Je quitte le bureau sans grands espoirs, mais je suis tout de même satisfait d’avoir tenté ce qu’il était possible de tenter en pareille circonstance. Nous sortons, mon père et moi, en longeant la file d’attente ; nous constatons que la plupart des personnes affichent un regard empathique.

Une fois à l’extérieur du bâtiment, je commence à trembler et à ressentir un mélange de sentiments qui me donne une forte envie de crier, de pleurer et de disparaître. Mon père, plus au fait de ces sentiments mitigés, pleure avec moi, puis sèche ses larmes et me remonte le moral. Il m’encourage à aller voir dans une autre école. Il me dit que rien n’est perdu.

Très peu enthousiaste, j’accepte tout de même de tenter ma chance ailleurs, n’ayant, je me dis, rien à perdre.
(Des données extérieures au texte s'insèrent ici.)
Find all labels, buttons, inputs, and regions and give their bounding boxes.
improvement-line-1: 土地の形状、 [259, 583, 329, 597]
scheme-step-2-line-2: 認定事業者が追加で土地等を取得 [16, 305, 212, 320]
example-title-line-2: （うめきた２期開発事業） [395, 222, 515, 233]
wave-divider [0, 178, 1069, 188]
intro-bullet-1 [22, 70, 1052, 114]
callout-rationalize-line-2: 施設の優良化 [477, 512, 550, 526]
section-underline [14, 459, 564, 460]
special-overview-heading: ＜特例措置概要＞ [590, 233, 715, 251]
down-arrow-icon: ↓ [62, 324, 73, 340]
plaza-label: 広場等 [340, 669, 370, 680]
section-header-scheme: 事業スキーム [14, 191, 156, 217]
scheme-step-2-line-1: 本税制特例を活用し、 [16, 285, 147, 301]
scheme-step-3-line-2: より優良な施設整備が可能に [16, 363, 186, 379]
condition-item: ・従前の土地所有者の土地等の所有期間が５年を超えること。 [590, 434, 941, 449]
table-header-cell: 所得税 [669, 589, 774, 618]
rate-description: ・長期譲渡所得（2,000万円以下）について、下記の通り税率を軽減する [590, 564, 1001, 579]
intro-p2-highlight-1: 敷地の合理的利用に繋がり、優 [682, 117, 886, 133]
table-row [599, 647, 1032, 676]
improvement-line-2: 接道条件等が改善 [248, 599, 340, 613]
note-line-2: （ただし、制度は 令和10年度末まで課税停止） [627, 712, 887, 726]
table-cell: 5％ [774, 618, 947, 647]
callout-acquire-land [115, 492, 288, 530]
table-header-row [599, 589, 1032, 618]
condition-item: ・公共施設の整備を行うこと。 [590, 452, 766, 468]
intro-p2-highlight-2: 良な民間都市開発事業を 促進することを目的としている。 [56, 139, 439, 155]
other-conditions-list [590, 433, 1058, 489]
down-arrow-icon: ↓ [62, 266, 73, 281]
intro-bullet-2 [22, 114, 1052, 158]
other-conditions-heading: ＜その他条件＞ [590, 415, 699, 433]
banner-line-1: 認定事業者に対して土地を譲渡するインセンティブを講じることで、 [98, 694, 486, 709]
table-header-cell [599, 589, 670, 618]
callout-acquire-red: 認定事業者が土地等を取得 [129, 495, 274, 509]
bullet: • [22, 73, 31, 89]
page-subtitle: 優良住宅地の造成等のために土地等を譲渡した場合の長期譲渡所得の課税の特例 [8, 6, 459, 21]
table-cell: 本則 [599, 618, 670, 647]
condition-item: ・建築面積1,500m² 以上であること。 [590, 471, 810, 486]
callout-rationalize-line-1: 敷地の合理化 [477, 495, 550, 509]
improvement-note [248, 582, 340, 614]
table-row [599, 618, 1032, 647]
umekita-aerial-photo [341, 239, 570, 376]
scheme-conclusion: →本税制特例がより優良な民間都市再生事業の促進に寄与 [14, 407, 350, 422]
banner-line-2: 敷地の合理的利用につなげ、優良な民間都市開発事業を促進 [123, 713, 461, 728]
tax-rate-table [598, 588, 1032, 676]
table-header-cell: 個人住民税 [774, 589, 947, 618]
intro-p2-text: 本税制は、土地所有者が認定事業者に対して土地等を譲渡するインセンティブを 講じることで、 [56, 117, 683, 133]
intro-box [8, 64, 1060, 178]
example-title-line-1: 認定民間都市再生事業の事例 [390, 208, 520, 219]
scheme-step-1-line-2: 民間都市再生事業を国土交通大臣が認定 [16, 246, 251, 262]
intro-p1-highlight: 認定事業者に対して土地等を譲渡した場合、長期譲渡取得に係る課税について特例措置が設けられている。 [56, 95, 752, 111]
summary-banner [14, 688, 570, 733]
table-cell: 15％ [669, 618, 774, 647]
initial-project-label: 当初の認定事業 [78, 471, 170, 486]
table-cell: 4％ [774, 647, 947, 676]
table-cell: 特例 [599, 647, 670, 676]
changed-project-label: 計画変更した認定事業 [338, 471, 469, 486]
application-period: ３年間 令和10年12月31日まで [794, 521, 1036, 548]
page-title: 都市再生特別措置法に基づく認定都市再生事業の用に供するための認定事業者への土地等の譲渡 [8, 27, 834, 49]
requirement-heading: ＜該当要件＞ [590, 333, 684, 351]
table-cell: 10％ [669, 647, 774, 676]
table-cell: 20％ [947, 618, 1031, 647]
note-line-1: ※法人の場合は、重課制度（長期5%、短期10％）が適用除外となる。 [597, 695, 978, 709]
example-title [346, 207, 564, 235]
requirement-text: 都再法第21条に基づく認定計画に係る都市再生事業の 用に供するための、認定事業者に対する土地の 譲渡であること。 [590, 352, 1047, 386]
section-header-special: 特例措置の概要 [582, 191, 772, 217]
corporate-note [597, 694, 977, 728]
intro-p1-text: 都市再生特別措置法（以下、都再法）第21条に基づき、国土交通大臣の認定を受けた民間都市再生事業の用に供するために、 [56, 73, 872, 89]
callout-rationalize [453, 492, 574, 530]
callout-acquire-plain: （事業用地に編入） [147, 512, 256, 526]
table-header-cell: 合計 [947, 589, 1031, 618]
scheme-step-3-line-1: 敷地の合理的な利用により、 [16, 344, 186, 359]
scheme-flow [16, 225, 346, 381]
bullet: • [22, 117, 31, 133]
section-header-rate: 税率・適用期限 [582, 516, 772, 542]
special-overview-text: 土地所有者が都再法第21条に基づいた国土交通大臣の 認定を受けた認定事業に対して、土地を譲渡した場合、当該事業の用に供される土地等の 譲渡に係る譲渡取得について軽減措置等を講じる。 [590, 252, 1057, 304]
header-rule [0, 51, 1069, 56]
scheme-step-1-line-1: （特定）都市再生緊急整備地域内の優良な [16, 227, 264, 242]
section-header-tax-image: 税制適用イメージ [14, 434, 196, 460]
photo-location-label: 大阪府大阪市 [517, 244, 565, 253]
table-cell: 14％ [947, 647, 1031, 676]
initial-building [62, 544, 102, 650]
Je sèche à mon tour mes larmes. Nous voici à l’ancienne Ecole d’ingénieurs de Genève (aujourd’hui HEPIA) qui propose des maturités techniques professionnelle et… qui se situe à dix minutes à pied du collège. Désireux de me soustraire à quelque regard pénible que je risquerais de subir à nouveau, mon père décide de court-circuiter toute file d’attente et arrête spontanément le premier monsieur qui passe et qui semble travailler là. Manquant de vocabulaire, mon père me dit d’expliquer moi-même à l’individu ma situation dans les grandes lignes.

Ce monsieur, surpris et quelque peu choqué par mon récit, nous emmène dans son bureau et m’annonce que je peux « bien sûr » étudier dans son établissement ! Un poids tombe de mes épaules, je n’en reviens pas. Il se chargera lui-même de mon inscription. J’apprendrai plus tard qu’il s’agissait du doyen de l’une des filières de l’école.

Le manque de connaissances (techniques !) de certaines personnes, qui représentent parfois même des structures étatiques et officielles, vous font sentir comme un intrus n’appartenant pas au système. C’est à travers cette expérience que l’adolescent que j’étais a compris ce que voulait dire être un sans-papiers.

Deux semaines plus tard, nous recevons un appel du collège nous informant que mon inscription avait été finalement prise en compte, et qu’ils m’attendraient le lundi de la rentrée. Le jour de la rentrée arrivé, je descends du bus 19 à l’arrêt Prairie et regarde en direction du collège. Par orgueil peut-être, je décide de lui tourner le dos et me dirige vers l’Ecole d’ingénieurs où j’obtiendrai plus tard ma maturité professionnelle.